Resolutions, intentions, goals… whatever you might want to call it. For me, I decided to pick one word for 2019. And the word I picked was clarity. I had it engraved on a ring and placed it on my finger before the new year began. I was wearing it at a retreat over the weekend; a retreat where we focused on “Finding Your Life’s Deep Current.” I was always curious when I drove by the place called Spirit Rock, but perhaps a little fearful of what might be behind the gate.
A friend of mine told me about this retreat at Spirit Rock. “It’s a writing retreat,” she said. Always looking for the next step in my writing world, I leaped at the opportunity. Okay, let’s be honest. I studied the website. I tried to read between the lines. I probably read through the entire program at least six times before I found the courage to click on the registration button.
We breathed. We meditated. We listened. We wrote freely at several prompts. And then… we shared our writing with a complete stranger. Not just one stranger. Each prompt was to be shared with a new stranger. Journal writing an be a powerful thing. Standing up to what you have written, sharing with another human being whose path has never crossed yours is emotionally draining yet liberating.

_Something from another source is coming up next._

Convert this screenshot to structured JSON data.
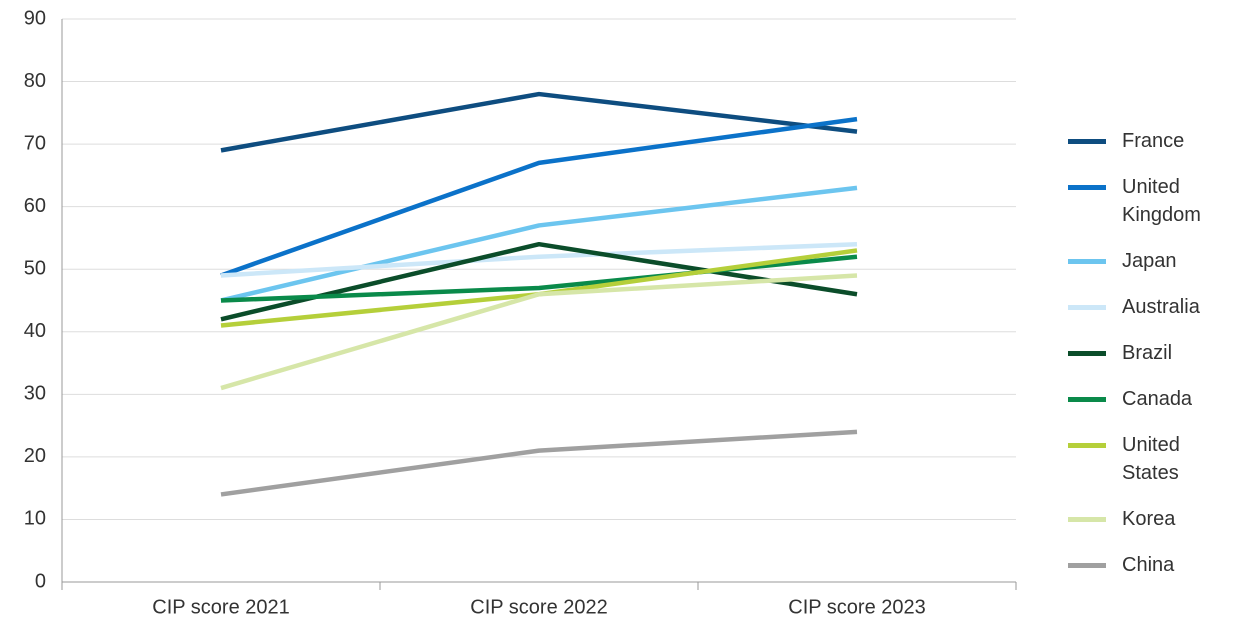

But here’s the thing. As I read my piece to the last stranger, I noticed she was leaning in just a little closer, truly listening to each word. It was her turn. I listened to her read her words and found myself leaning in a little closer absorbing every word. We looked into each others eyes and it was as if we were looking into a mirror. It wasn’t just that we were close in age and our outward appearance was similar – we shared the same inner truths. But that’s not all. I asked her name. “Marge,” she said. “But that’s my name,” I said.
So what does that have to do with “52 Pieces of Me?” I’m not so sure but I have a feeling if I share 52 pieces of me, I might just find some more “Marge’s” out there.
And about the ring… I have abandoned the idea of having only one word for the year. I wore this ring for only a couple of weeks and I can see more clearly now. I could wear a stack of words on my fingers (and I might) but the truth always comes from within.
If one writing group is good, would two groups be great? I discovered the power of a writing group a dozen years ago when I thought I was ready to write my memoir. The group was warm, welcoming and inspiring. But I wasn’t ready.
Last spring, following an e-mail signature-line link, I discovered a memoir class at a local library – exactly the push I needed. Several classes later I knew I had found the right place, a compassionate group, gentle critique, and a strong coach. Problem is, after eight weeks, the class was over. Eight chapter drafts sat untouched on the edge of my desk for the entire summer. Guilt began to sink in. I couldn’t risk letting another dozen years pass before I picked up the pieces – by then I might be too old. When September came and I found out the class had morphed into an official writer’s group, I grabbed my pink notebook and a couple of my favorite pens and headed to the library.
I am comfortable with this library group. It gives me a safe space to write and share that crappy first draft. I trust and accept the feedback from this group of eight women and one man. Our individual stories may be different but they all peek into the souls within us, all the way down to the soles of our feet.
But I still have that tough inner critic who tells me I am not author material. So I joined a second writing group, one made up of authors (by my definition, writers who have published their words). My thinking – wouldn’t this be the perfect place to take the draft from the memoir group, clean it up, and share with these “professionals?” Two chapters into it, confidence grows with positive encouragement.
Now I begin to reflect. This group is a mix of fiction and memoir writers. There may be some truth in fiction but as I reveal my story to this new audience, I wonder if I have the strength to share the whole truth. And, beyond that, do I really want the world to know? The answer comes. I have a story to tell. The grace to tell one’s experience, strength and hope, gives others the courage to tell their story.